Ärzte Zeitung online, 02.12.2009

Einsamkeit ist ansteckend

NEU-ISENBURG (men). Kann man sich mit Einsamkeit anstecken wie mit einer Erkältung? Ja, sagen US-amerikanische Forscher. Menschen, die sich einsam fühlen, können dieses Gefühl auf andere übertragen. So verlieren sie auch die wenigen Sozialkontakte, die sie noch haben.

Einsamkeit ist ansteckend

Einsamkeit kann ansteckend sein, sagen US-Forscher.

Foto: ABDA

"Wir haben bei einsamen Menschen ein bemerkenswertes Ansteckungsmuster entdeckt. Sie ziehen sich an den Rand ihres sozialen Netzwerks zurück und verlieren nach und nach auch noch die wenigen Freunde, die sie noch haben", erklärt John Cacioppo aus Chicago. Zusammen mit Kollegen der Universitäten von California-San Diego und Harvard hat der Psychologe für die vorliegende Studie Daten von mehr als 5000 Teilnehmern der Framingham Heart Study ausgewertet (Journal of Personality and Social Psychology, online vorab, Dezember 2009).

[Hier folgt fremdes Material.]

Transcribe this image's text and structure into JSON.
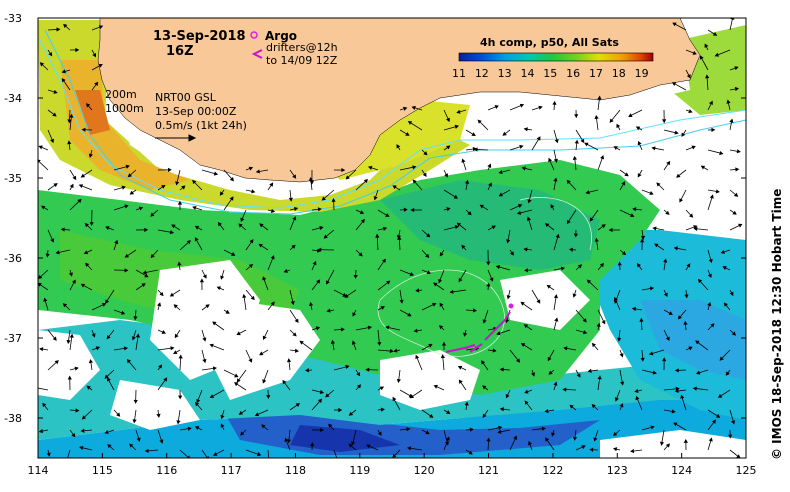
{
  "map": {
    "date_title": "13-Sep-2018",
    "hour_title": "16Z",
    "legend": {
      "argo_label": "Argo",
      "drifters_line1": "drifters@12h",
      "drifters_line2": "to 14/09 12Z",
      "argo_color": "#e020e0",
      "drifter_color": "#d010d0"
    },
    "depth_contours": {
      "contour_200": "200m",
      "contour_1000": "1000m"
    },
    "current_source": {
      "line1": "NRT00 GSL",
      "line2": "13-Sep 00:00Z",
      "line3": "0.5m/s (1kt 24h)"
    },
    "colorbar": {
      "title": "4h comp, p50, All Sats",
      "ticks": [
        "11",
        "12",
        "13",
        "14",
        "15",
        "16",
        "17",
        "18",
        "19"
      ],
      "range": [
        11,
        19.5
      ],
      "colors": [
        "#0a1e9c",
        "#0050d8",
        "#00a0e0",
        "#00c8b0",
        "#20c840",
        "#70d020",
        "#e0e000",
        "#f0a000",
        "#e04000",
        "#a00000"
      ]
    },
    "x_ticks": [
      "114",
      "115",
      "116",
      "117",
      "118",
      "119",
      "120",
      "121",
      "122",
      "123",
      "124",
      "125"
    ],
    "y_ticks": [
      "-33",
      "-34",
      "-35",
      "-36",
      "-37",
      "-38"
    ],
    "lon_range": [
      114,
      125
    ],
    "lat_range": [
      -38.5,
      -33
    ],
    "land_color": "#f8c898",
    "credit": "© IMOS 18-Sep-2018 12:30 Hobart Time"
  }
}
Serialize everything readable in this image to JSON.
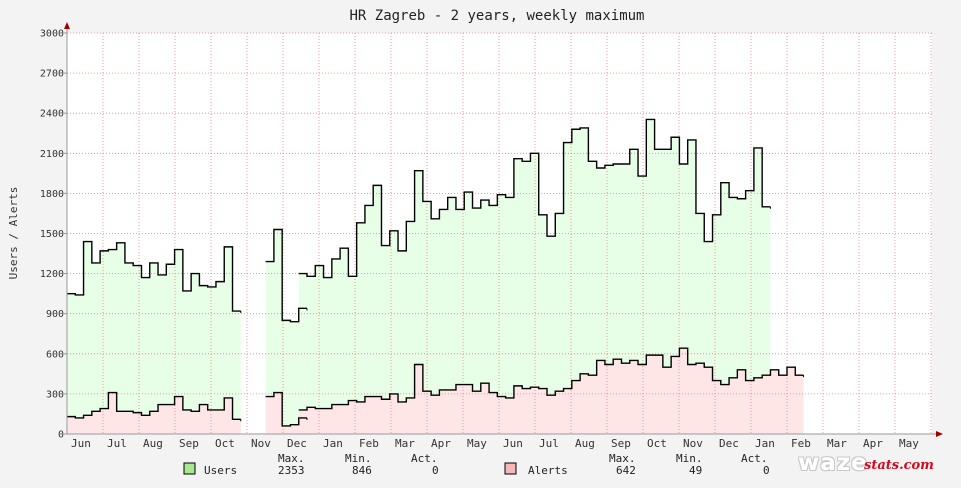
{
  "chart_data": {
    "type": "area",
    "title": "HR Zagreb - 2 years, weekly maximum",
    "ylabel": "Users / Alerts",
    "ylim": [
      0,
      3000
    ],
    "yticks": [
      0,
      300,
      600,
      900,
      1200,
      1500,
      1800,
      2100,
      2400,
      2700,
      3000
    ],
    "month_labels": [
      "Jun",
      "Jul",
      "Aug",
      "Sep",
      "Oct",
      "Nov",
      "Dec",
      "Jan",
      "Feb",
      "Mar",
      "Apr",
      "May",
      "Jun",
      "Jul",
      "Aug",
      "Sep",
      "Oct",
      "Nov",
      "Dec",
      "Jan",
      "Feb",
      "Mar",
      "Apr",
      "May"
    ],
    "x_unit": "week index (0 = start of Jun, ~4.35 weeks per month)",
    "series": [
      {
        "name": "Users",
        "color": "#000000",
        "fill": "#e6ffe6",
        "segments": [
          [
            [
              0,
              1050
            ],
            [
              1,
              1040
            ],
            [
              2,
              1440
            ],
            [
              3,
              1280
            ],
            [
              4,
              1370
            ],
            [
              5,
              1380
            ],
            [
              6,
              1430
            ],
            [
              7,
              1280
            ],
            [
              8,
              1260
            ],
            [
              9,
              1170
            ],
            [
              10,
              1280
            ],
            [
              11,
              1190
            ],
            [
              12,
              1270
            ],
            [
              13,
              1380
            ],
            [
              14,
              1070
            ],
            [
              15,
              1200
            ],
            [
              16,
              1110
            ],
            [
              17,
              1100
            ],
            [
              18,
              1140
            ],
            [
              19,
              1400
            ],
            [
              20,
              920
            ]
          ],
          [
            [
              24,
              1290
            ],
            [
              25,
              1530
            ],
            [
              26,
              850
            ],
            [
              27,
              840
            ],
            [
              28,
              940
            ]
          ],
          [
            [
              28,
              1200
            ],
            [
              29,
              1180
            ],
            [
              30,
              1260
            ],
            [
              31,
              1170
            ],
            [
              32,
              1310
            ],
            [
              33,
              1390
            ],
            [
              34,
              1180
            ],
            [
              35,
              1580
            ],
            [
              36,
              1710
            ],
            [
              37,
              1860
            ],
            [
              38,
              1410
            ],
            [
              39,
              1520
            ],
            [
              40,
              1370
            ],
            [
              41,
              1590
            ],
            [
              42,
              1970
            ],
            [
              43,
              1740
            ],
            [
              44,
              1610
            ],
            [
              45,
              1680
            ],
            [
              46,
              1770
            ],
            [
              47,
              1680
            ],
            [
              48,
              1810
            ],
            [
              49,
              1690
            ],
            [
              50,
              1750
            ],
            [
              51,
              1710
            ],
            [
              52,
              1790
            ],
            [
              53,
              1770
            ],
            [
              54,
              2060
            ],
            [
              55,
              2040
            ],
            [
              56,
              2100
            ],
            [
              57,
              1640
            ],
            [
              58,
              1480
            ],
            [
              59,
              1650
            ],
            [
              60,
              2180
            ],
            [
              61,
              2280
            ],
            [
              62,
              2290
            ],
            [
              63,
              2040
            ],
            [
              64,
              1990
            ],
            [
              65,
              2010
            ],
            [
              66,
              2020
            ],
            [
              67,
              2020
            ],
            [
              68,
              2130
            ],
            [
              69,
              1930
            ],
            [
              70,
              2353
            ],
            [
              71,
              2130
            ],
            [
              72,
              2130
            ],
            [
              73,
              2220
            ],
            [
              74,
              2020
            ],
            [
              75,
              2200
            ],
            [
              76,
              1650
            ],
            [
              77,
              1440
            ],
            [
              78,
              1640
            ],
            [
              79,
              1880
            ],
            [
              80,
              1770
            ],
            [
              81,
              1760
            ],
            [
              82,
              1820
            ],
            [
              83,
              2140
            ],
            [
              84,
              1700
            ]
          ]
        ],
        "stats": {
          "max": "2353",
          "min": "846",
          "act": "0"
        }
      },
      {
        "name": "Alerts",
        "color": "#000000",
        "fill": "#ffe6e6",
        "segments": [
          [
            [
              0,
              130
            ],
            [
              1,
              120
            ],
            [
              2,
              140
            ],
            [
              3,
              170
            ],
            [
              4,
              190
            ],
            [
              5,
              310
            ],
            [
              6,
              170
            ],
            [
              7,
              170
            ],
            [
              8,
              160
            ],
            [
              9,
              140
            ],
            [
              10,
              170
            ],
            [
              11,
              220
            ],
            [
              12,
              220
            ],
            [
              13,
              280
            ],
            [
              14,
              180
            ],
            [
              15,
              170
            ],
            [
              16,
              220
            ],
            [
              17,
              180
            ],
            [
              18,
              180
            ],
            [
              19,
              270
            ],
            [
              20,
              110
            ]
          ],
          [
            [
              24,
              280
            ],
            [
              25,
              310
            ],
            [
              26,
              60
            ],
            [
              27,
              70
            ],
            [
              28,
              120
            ]
          ],
          [
            [
              28,
              180
            ],
            [
              29,
              200
            ],
            [
              30,
              190
            ],
            [
              31,
              190
            ],
            [
              32,
              220
            ],
            [
              33,
              220
            ],
            [
              34,
              250
            ],
            [
              35,
              240
            ],
            [
              36,
              280
            ],
            [
              37,
              280
            ],
            [
              38,
              260
            ],
            [
              39,
              300
            ],
            [
              40,
              240
            ],
            [
              41,
              270
            ],
            [
              42,
              520
            ],
            [
              43,
              320
            ],
            [
              44,
              290
            ],
            [
              45,
              330
            ],
            [
              46,
              330
            ],
            [
              47,
              370
            ],
            [
              48,
              370
            ],
            [
              49,
              320
            ],
            [
              50,
              380
            ],
            [
              51,
              310
            ],
            [
              52,
              280
            ],
            [
              53,
              270
            ],
            [
              54,
              360
            ],
            [
              55,
              340
            ],
            [
              56,
              350
            ],
            [
              57,
              340
            ],
            [
              58,
              290
            ],
            [
              59,
              320
            ],
            [
              60,
              340
            ],
            [
              61,
              400
            ],
            [
              62,
              450
            ],
            [
              63,
              440
            ],
            [
              64,
              550
            ],
            [
              65,
              520
            ],
            [
              66,
              560
            ],
            [
              67,
              530
            ],
            [
              68,
              550
            ],
            [
              69,
              520
            ],
            [
              70,
              590
            ],
            [
              71,
              590
            ],
            [
              72,
              500
            ],
            [
              73,
              580
            ],
            [
              74,
              642
            ],
            [
              75,
              520
            ],
            [
              76,
              530
            ],
            [
              77,
              500
            ],
            [
              78,
              400
            ],
            [
              79,
              370
            ],
            [
              80,
              420
            ],
            [
              81,
              480
            ],
            [
              82,
              400
            ],
            [
              83,
              420
            ],
            [
              84,
              440
            ],
            [
              85,
              480
            ],
            [
              86,
              440
            ],
            [
              87,
              500
            ],
            [
              88,
              440
            ]
          ]
        ],
        "stats": {
          "max": "642",
          "min": "49",
          "act": "0"
        }
      }
    ],
    "grid": true,
    "legend": "bottom"
  },
  "legend": {
    "hdr_max": "Max.",
    "hdr_min": "Min.",
    "hdr_act": "Act.",
    "users_label": "Users",
    "users_max": "2353",
    "users_min": "846",
    "users_act": "0",
    "users_color": "#a8e890",
    "alerts_label": "Alerts",
    "alerts_max": "642",
    "alerts_min": "49",
    "alerts_act": "0",
    "alerts_color": "#f5b8b8"
  },
  "logo": {
    "brand": "waze",
    "suffix": "stats.com"
  }
}
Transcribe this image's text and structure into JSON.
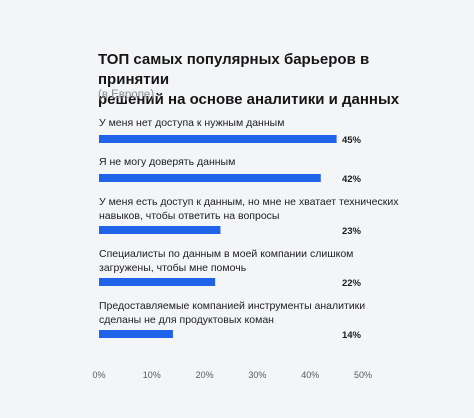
{
  "chart_data": {
    "type": "bar",
    "orientation": "horizontal",
    "title": "ТОП самых популярных барьеров в принятии\nрешений на основе аналитики и данных",
    "subtitle": "(в Европе)",
    "categories": [
      [
        "У меня нет доступа к нужным данным"
      ],
      [
        "Я не могу доверять данным"
      ],
      [
        "У меня есть доступ к данным, но мне не хватает технических",
        "навыков, чтобы ответить на вопросы"
      ],
      [
        "Специалисты по данным в моей компании слишком",
        "загружены, чтобы мне помочь"
      ],
      [
        "Предоставляемые компанией инструменты аналитики",
        "сделаны не для продуктовых коман"
      ]
    ],
    "values": [
      45,
      42,
      23,
      22,
      14
    ],
    "value_labels": [
      "45%",
      "42%",
      "23%",
      "22%",
      "14%"
    ],
    "xlim": [
      0,
      50
    ],
    "xticks": [
      "0%",
      "10%",
      "20%",
      "30%",
      "40%",
      "50%"
    ],
    "grid": false,
    "colors": {
      "bar": "#1f63e8"
    }
  }
}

Die Forscher stellten eine Beziehung her zwischen der Anzahl enger Freunde, die ein Studienteilnehmer benannte, und der Häufigkeit von Einsamkeits-Episoden des betreffenden Teilnehmers. Dabei stellten sie fest, dass einsame Menschen ihre Bezugspersonen mit ihrer Einsamkeit "ansteckten", sodass diese ebenso an den Rand ihres sozialen Netzes rückten.

Das Gefühl der Einsamkeit verbreitete sich in der Studie eher unter Freunden als unter Verwandten. Frauen liefen dabei eher Gefahr als Männer, sich mit der Einsamkeit eines anderen "anzustecken".

"Einsame Menschen haben ein erhöhtes Risiko für diverse psychische und somatische Erkrankungen. Freunde und Bekannte sollten sich daher verstärkt um Betroffene kümmern, bevor diese sich immer mehr zurückziehen", meint Cacioppo.

Zum Abstract der Originalpublikation "Alone in the Crowd: The Structure and Spread of Loneliness in a Large Social Network"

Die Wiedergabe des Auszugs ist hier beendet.